California officials have responded to growing concerns about groundwater contamination from oil and gas production on Tuesday with the official closing of 12 wells in the Central Valley.
The wells, controlled by Chevron Corp. and Linn Energy LLC, were located within a mile of the surface and 500 feet of a water supply. Although there is no concrete evidence of water contamination just yet, it is very likely that the damage may have already been done due to hydraulic fracturing that can produce unsafe wastewater.
“As we’ve said before, the protection of California’s groundwater resources — as well as public health — is paramount, particularly in this time of extreme drought,” said Steven Bohlen, head of oil, gas and geothermal resources for the California Department of Conservation. “Halting injection into these wells is a significant step toward that goal.”
According to Bohlen, the “produced water” created by the drilling process is different than the water used in fracking operations.
“They are two different things,” he said. “To be clear, in standard oil and gas operations, the producers skim off the oil and reinject the water back where it came from.”
“Out of an abundance of caution, we want to be sure that no injection is taking place into zones containing water that could, with treatment, be used for human activities,” Bohlen added.
Understandably so – wastewater from oil and gas drilling can contain dangerous chemicals including arsenic and benzene, in addition to the heavy metals and radioactive material. But the 12 wells closed down do not nearly scratch the surface.
According to Think Progress, California is the third-highest oil producing state after Texas and North Dakota, and is home to 50,000 injection wells that have been operating in various capacities for decades. In 2014, California produced 205.3 million barrels of oil. California also produced more than 3.3 billion barrels of water in 2014, which is “usually very brackish and unsuitable for human use,” according to the California Department of Conservation. That brackish water is typically injected back into the reservoir where it came from.

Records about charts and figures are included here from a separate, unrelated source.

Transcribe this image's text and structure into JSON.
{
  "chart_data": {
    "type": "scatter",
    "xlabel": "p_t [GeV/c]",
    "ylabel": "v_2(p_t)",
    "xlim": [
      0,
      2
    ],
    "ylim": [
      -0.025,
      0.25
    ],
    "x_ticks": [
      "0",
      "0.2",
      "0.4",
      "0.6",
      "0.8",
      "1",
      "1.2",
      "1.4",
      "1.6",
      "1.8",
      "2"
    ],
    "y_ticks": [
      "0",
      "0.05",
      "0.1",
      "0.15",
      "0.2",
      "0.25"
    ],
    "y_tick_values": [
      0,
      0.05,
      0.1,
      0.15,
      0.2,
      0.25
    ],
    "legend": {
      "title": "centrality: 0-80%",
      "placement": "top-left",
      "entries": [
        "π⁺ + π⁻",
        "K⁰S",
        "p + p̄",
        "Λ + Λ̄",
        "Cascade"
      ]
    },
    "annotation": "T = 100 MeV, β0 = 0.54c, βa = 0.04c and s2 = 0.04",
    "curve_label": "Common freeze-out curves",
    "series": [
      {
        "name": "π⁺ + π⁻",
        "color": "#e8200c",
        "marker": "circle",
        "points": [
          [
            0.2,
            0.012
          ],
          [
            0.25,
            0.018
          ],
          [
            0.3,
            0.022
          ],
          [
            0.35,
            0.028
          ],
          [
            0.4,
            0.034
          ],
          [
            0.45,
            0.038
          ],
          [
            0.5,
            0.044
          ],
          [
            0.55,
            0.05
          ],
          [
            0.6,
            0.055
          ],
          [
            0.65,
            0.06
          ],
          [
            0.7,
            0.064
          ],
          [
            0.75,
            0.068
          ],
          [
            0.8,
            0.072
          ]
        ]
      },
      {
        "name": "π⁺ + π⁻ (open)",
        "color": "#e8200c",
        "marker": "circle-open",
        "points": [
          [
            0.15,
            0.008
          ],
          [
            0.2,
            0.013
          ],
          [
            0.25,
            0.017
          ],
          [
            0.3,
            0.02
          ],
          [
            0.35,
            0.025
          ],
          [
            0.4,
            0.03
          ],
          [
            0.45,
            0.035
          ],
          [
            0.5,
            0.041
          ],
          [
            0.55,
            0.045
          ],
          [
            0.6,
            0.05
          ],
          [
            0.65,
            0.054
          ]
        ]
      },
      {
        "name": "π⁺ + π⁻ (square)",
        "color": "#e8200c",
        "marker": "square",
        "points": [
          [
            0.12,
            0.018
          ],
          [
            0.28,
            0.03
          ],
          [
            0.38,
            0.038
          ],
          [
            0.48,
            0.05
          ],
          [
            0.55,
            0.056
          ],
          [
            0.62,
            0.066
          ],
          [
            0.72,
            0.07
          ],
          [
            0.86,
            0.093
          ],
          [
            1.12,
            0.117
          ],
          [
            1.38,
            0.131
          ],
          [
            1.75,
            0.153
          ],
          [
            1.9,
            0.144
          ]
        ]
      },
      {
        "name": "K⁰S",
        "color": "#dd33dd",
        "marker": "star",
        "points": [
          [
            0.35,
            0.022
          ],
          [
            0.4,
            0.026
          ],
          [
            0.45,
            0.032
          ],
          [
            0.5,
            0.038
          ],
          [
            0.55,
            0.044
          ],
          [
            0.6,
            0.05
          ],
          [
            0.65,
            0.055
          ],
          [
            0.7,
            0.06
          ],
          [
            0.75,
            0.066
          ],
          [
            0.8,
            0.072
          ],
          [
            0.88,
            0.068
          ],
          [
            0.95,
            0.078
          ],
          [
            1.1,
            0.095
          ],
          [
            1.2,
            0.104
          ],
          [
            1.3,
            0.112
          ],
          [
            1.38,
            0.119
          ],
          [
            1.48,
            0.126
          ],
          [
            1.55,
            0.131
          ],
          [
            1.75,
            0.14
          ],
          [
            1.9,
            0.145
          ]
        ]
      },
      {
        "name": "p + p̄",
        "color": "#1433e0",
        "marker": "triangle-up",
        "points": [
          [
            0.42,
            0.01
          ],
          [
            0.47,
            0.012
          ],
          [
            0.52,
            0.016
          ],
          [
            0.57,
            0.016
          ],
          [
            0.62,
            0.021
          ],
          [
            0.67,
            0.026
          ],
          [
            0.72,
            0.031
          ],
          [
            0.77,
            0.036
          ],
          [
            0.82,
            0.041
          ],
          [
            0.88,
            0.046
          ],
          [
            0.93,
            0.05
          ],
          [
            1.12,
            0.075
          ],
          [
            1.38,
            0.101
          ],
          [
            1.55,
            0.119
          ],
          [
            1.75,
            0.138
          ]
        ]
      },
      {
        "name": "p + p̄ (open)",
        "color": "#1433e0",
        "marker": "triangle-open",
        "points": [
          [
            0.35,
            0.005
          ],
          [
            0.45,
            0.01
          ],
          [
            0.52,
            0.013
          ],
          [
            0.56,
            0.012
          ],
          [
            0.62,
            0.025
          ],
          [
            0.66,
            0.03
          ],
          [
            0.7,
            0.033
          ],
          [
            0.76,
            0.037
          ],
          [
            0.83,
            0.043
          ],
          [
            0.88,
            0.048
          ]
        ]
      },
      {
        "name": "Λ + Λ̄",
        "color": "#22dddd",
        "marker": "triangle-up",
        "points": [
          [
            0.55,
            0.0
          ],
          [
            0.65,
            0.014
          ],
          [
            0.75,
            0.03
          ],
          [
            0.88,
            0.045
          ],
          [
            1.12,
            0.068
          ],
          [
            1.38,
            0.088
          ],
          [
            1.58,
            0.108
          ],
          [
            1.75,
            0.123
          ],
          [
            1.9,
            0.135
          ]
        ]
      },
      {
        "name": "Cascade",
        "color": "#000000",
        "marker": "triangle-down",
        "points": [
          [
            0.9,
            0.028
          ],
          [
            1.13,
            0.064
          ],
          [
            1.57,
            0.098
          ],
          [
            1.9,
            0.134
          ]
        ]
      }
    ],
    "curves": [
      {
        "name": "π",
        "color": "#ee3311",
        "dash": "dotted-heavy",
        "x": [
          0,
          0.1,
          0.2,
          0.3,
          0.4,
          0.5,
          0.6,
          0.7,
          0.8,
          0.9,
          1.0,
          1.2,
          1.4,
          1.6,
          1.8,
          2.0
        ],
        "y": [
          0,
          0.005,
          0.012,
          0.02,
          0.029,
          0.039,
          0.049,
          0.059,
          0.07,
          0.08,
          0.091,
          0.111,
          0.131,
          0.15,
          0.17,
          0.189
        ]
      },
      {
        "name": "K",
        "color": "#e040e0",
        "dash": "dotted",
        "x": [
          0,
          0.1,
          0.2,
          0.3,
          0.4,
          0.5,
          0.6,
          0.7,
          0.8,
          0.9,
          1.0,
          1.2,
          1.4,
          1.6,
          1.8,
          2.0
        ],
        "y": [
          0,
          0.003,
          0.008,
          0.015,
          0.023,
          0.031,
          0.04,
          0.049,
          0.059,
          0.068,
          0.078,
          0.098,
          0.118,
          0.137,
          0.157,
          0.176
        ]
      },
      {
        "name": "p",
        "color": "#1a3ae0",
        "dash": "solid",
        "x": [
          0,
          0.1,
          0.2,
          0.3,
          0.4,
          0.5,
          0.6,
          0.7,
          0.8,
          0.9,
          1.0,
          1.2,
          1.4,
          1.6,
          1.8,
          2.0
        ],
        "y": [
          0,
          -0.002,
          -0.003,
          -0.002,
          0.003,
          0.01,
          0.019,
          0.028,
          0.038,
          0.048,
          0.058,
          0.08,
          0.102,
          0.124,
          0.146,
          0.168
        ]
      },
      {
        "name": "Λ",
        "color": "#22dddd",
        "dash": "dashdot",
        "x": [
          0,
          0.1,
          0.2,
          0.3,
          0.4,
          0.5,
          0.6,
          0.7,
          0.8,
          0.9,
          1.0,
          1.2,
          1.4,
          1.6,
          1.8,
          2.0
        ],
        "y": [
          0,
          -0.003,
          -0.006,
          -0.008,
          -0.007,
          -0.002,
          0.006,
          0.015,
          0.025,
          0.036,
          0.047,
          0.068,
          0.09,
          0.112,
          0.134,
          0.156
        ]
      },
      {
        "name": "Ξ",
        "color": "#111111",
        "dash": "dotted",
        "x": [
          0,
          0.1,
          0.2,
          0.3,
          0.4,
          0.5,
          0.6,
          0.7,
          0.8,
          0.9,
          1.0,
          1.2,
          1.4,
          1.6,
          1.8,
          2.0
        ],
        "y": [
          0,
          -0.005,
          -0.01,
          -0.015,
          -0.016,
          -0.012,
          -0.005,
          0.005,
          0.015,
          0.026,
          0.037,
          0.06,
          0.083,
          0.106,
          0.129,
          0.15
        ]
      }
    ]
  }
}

On Monday, the California Environmental Protection Agency announced that it had reviewed thousands of wastewater disposal and enhanced oil recovery wells for the last eight months, Think Progress reports. The review found more than 2,500 instances in which the state authorized oil field injections into protected water aquifers that could be used for drinking or irrigating crops. According to the agency, 2,100 of the wells that had been making the injections are still active. The state identified 176 of these wells as high priority concerns.
“These recent revelations make clear that the state simply cannot handle the vast amount of toxic wastewater that comes with these dangerous activities,” said Kassie Siegel, Director of the Center for Biological Diversity’s Climate Law Institute, told ThinkProgress.
“Closing 12 wells doesn’t even scratch the surface of the threat to our water supply,” she said. “We also need an immediate halt to fracking and other dangerous oil development.”